Наутро мы с прапорщиком Муратовым вскочили, разбуженные сильной артиллерийской канонадой. Австрийские шрапнели с грохотом рвались над нашими окопами, засыпая их, как горохом, круглыми шрапнельными пульками. Все забились как можно глубже в своих окопах, так как каждый уже по опыту знал, что в таком случае шрапнель вреда не принесет. Но вот издалека с австрийской стороны послышалось сначала тихое, едва уловимое шуршание, постепенно оно превращалось в какой-то гнетущий душу свистящий шум, точно падал на землю огромный метеор. Еще мгновение, и протяжный ахающий гром потряс собой воздух. Завизжали и завыли осколки. Это разорвался в Ленке-Седлецкой тяжелый снаряд.
– Что это австрияки, черт возьми, вздумали глушить тяжелой артиллерией. Уж не собираются ли они снова отбивать Ленку? – как бы про себя вслух произнес я.
– Ха, ха, ха! – весело рассмеялся прапорщик Муратов. – Как это хорошо звучит: «отбивать Ленку!» Можно подумать, что мы и на самом деле держим в плену какую-нибудь Елену прекрасную, которую австрийцам во что бы то ни стало нужно у нас отнять.

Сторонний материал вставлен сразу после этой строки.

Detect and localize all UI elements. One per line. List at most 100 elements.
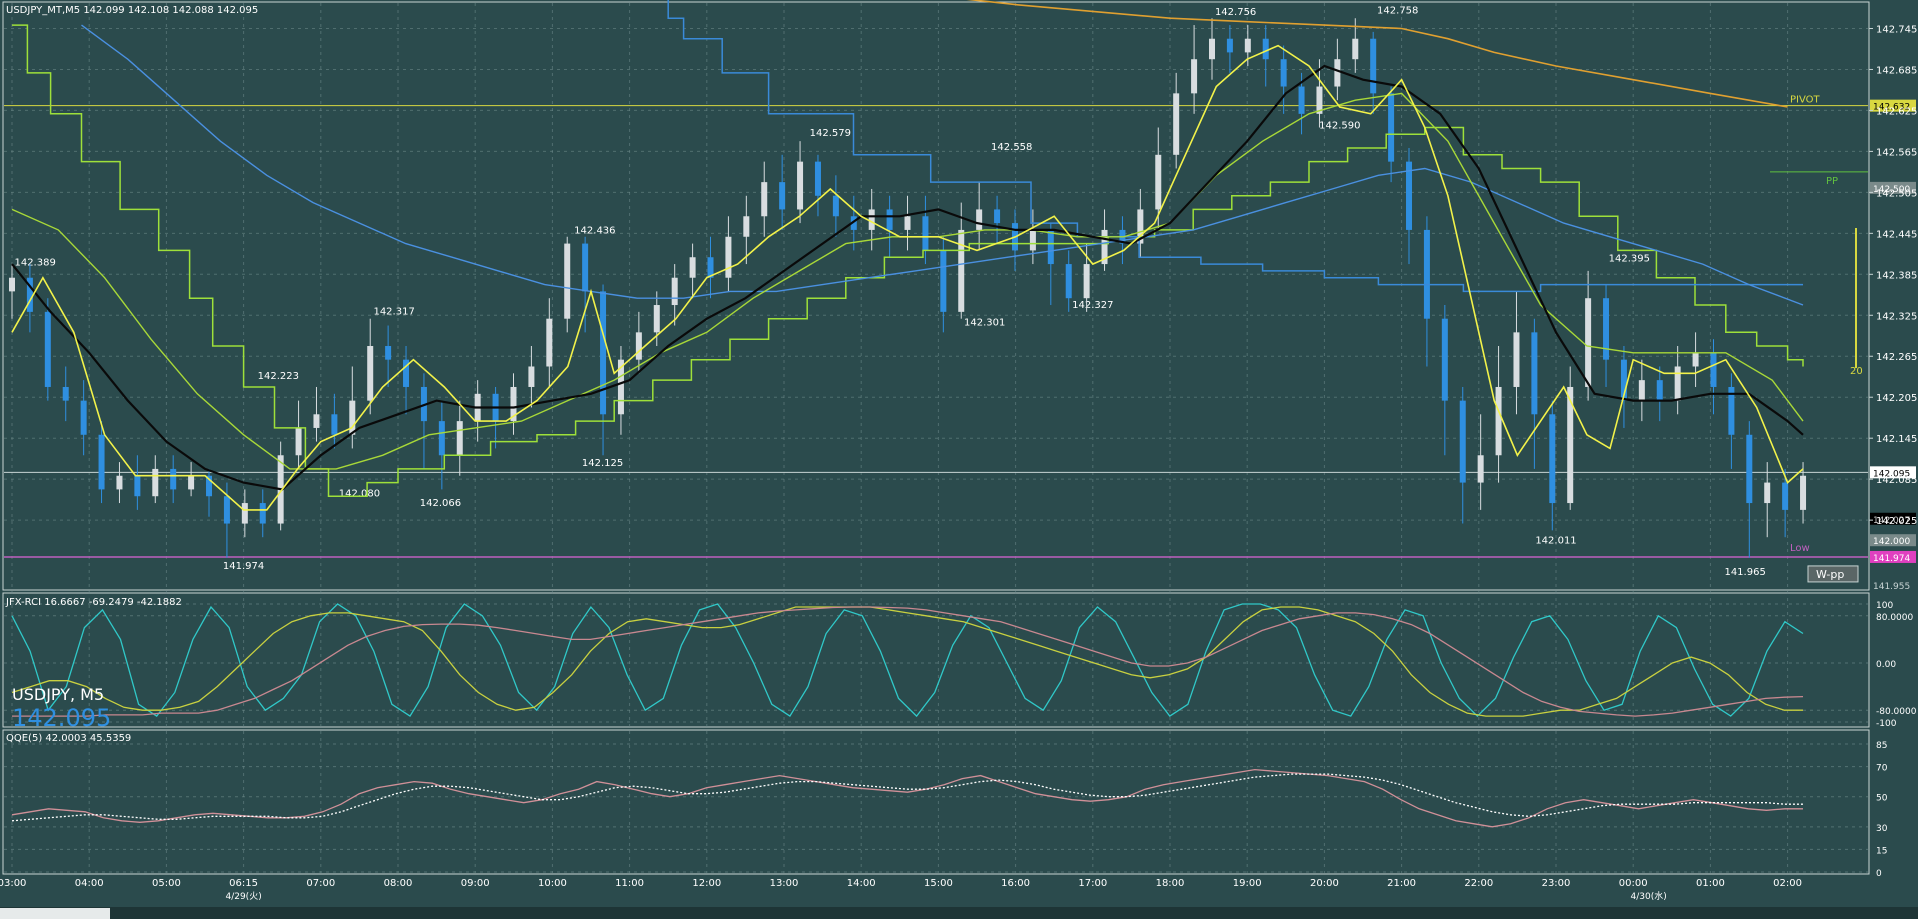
candle-body — [1280, 59, 1287, 87]
x-tick-label: 20:00 — [1310, 878, 1339, 889]
candle-body — [725, 236, 732, 278]
series-rci_yellow — [11, 606, 1803, 717]
x-tick-label: 16:00 — [1001, 878, 1030, 889]
candle-body — [1513, 332, 1520, 387]
candle-body — [1638, 380, 1645, 401]
price-annotation: 142.327 — [1072, 300, 1113, 311]
price-annotation: 142.223 — [258, 371, 299, 382]
price-annotation: 142.080 — [339, 489, 380, 500]
tab-area[interactable] — [0, 908, 110, 919]
candle-body — [1370, 38, 1377, 94]
candle-body — [313, 414, 320, 428]
pp-label: PP — [1826, 176, 1838, 187]
candle-body — [958, 229, 965, 312]
candle-body — [295, 427, 302, 456]
y-tick-label: 142.745 — [1876, 24, 1917, 35]
side-range-label: 20 — [1850, 366, 1863, 377]
candle-body — [259, 503, 266, 524]
chart-title: USDJPY_MT,M5 142.099 142.108 142.088 142… — [6, 5, 258, 16]
candle-body — [994, 209, 1001, 224]
price-annotation: 141.965 — [1724, 567, 1765, 578]
pane-tick-label: 0 — [1876, 869, 1882, 879]
x-date-label: 4/30(水) — [1631, 890, 1667, 902]
candle-body — [26, 277, 33, 312]
x-tick-label: 12:00 — [692, 878, 721, 889]
qqe-pane-frame — [2, 729, 1870, 875]
ma-yellow — [11, 44, 1804, 511]
pane-tick-label: 70 — [1876, 764, 1888, 774]
y-tick-label: 142.505 — [1876, 188, 1917, 199]
y-tick-label: 142.445 — [1876, 229, 1917, 240]
candle-body — [1029, 229, 1036, 251]
series-qqe_pink — [11, 768, 1803, 828]
candle-body — [1352, 38, 1359, 60]
x-tick-label: 05:00 — [152, 878, 181, 889]
candle-body — [850, 216, 857, 230]
price-annotation: 142.395 — [1609, 253, 1650, 264]
wpp-tag-text: 141.955 — [1873, 582, 1910, 592]
candle-body — [367, 346, 374, 401]
y-tick-label: 142.205 — [1876, 393, 1917, 404]
current-price-tag-text: 142.095 — [1873, 469, 1910, 479]
x-tick-label: 00:00 — [1619, 878, 1648, 889]
x-tick-label: 09:00 — [461, 878, 490, 889]
candle-body — [1710, 352, 1717, 387]
x-tick-label: 15:00 — [924, 878, 953, 889]
low-label: Low — [1790, 543, 1810, 554]
pp-tag-text: 142.500 — [1873, 185, 1910, 195]
candle-body — [62, 386, 69, 401]
ma-orange — [966, 0, 1788, 108]
y-tick-label: 142.565 — [1876, 147, 1917, 158]
y-tick-label: 142.265 — [1876, 352, 1917, 363]
candle-body — [1656, 380, 1663, 401]
candle-body — [1083, 264, 1090, 299]
pivot-tag-text: 142.632 — [1873, 103, 1910, 113]
candle-body — [922, 216, 929, 251]
x-tick-label: 14:00 — [847, 878, 876, 889]
price-annotations: 142.389 141.974 142.223 142.317 142.080 142.0… — [14, 6, 1765, 578]
low-tag-text: 141.974 — [1873, 554, 1910, 564]
candle-body — [331, 414, 338, 435]
candle-body — [779, 182, 786, 210]
candle-body — [1262, 38, 1269, 60]
candle-body — [438, 421, 445, 456]
x-tick-label: 18:00 — [1156, 878, 1185, 889]
price-annotation: 142.436 — [574, 225, 615, 236]
candle-body — [904, 216, 911, 230]
candle-body — [582, 243, 589, 292]
candle-body — [1782, 482, 1789, 510]
candle-body — [1316, 86, 1323, 114]
candle-body — [403, 359, 410, 387]
candle-body — [940, 250, 947, 312]
price-annotation: 142.558 — [991, 142, 1032, 153]
pane-tick-label: 50 — [1876, 794, 1888, 804]
current-price-tag — [1870, 466, 1916, 479]
price-annotation: 142.301 — [964, 318, 1005, 329]
candle-body — [671, 277, 678, 306]
candle-body — [707, 257, 714, 278]
price-annotation: 142.579 — [810, 128, 851, 139]
x-tick-label: 03:00 — [0, 878, 26, 889]
price-annotation: 142.758 — [1377, 6, 1418, 17]
candle-body — [385, 346, 392, 360]
x-tick-label: 11:00 — [615, 878, 644, 889]
candle-body — [814, 161, 821, 196]
candle-body — [1101, 229, 1108, 265]
y-tick-label: 142.625 — [1876, 106, 1917, 117]
pane-tick-label: 100 — [1876, 601, 1893, 611]
candle-body — [1549, 414, 1556, 504]
candle-body — [1441, 318, 1448, 401]
low-tag — [1870, 550, 1916, 563]
candle-body — [1334, 59, 1341, 87]
candle-body — [743, 216, 750, 237]
series-qqe_white — [11, 773, 1803, 822]
candle-body — [206, 475, 213, 497]
wpp-box — [1807, 565, 1859, 583]
candle-body — [1603, 298, 1610, 360]
x-tick-label: 08:00 — [384, 878, 413, 889]
candle-body — [1406, 161, 1413, 230]
pp-tag — [1870, 181, 1916, 194]
main-pane-frame — [2, 1, 1870, 591]
candle-body — [134, 475, 141, 497]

Я тоже засмеялся остроумной шутке прапорщика Муратова. Улучив удобную минутку в промежутках между залпами австрийской артиллерии, я высунулся из окопа и оглядывался кругом. День был пасмурный. Чуть-чуть моросил дождь. Ни в наших, ни в австрийских окопах, находившихся на расстоянии около версты, ни в других местах не заметно было никакого движения. Казалось, все живое здесь вымерло. Убедившись в том, что опасности нет, я собирался уже снова спрятаться в окоп, но вот опять чуткое ухо уловило отдаленный, глухой короткий удар и вслед за ним знакомое шуршание шестидюймового снаряда, точно что-то грузное тяжело просверливало воздух. Я любил наблюдать за разрывом тяжелых снарядов, а потому и теперь, быть может, рискуя собственной жизнью, не удержался от любопытства и провожал глазами незримую траекторию
[17] летящего «чемодана». Когда сильный шум, точно буря, ударил в уши, я инстинктивно присел, потому что так и казалось, что снаряд должен разорваться где-то совсем близко. Но я уже неоднократно замечал в подобных случаях, что это было не что иное, как обман слуха. Снаряд обыкновенно разрывался дальше, чем это представляло себе воображение. Так было и теперь. Земля дрогнула от оглушительного удара. Высокий столб земли, щепок и каких-то небольших балок, смешиваясь с черным дымом, взлетел кверху. Вероятно, снаряд попал в развалины какого-нибудь дома или сарая. В первое мгновение мне даже показалось, что он угодил прямо в блиндаж капитана Шмелева. Однако мое любопытство и в самом деле чуть не стоило мне жизни. Сейчас же вслед за разрывом тяжелого снаряда раздался залп австрийской батареи, и едва я успел припасть к стенке окопа, как четыре шрапнели низко разорвались над моим окопом и пули густо усеяли площадь вокруг меня, а сверху посыпалась мне на голову сбитая пулями земля.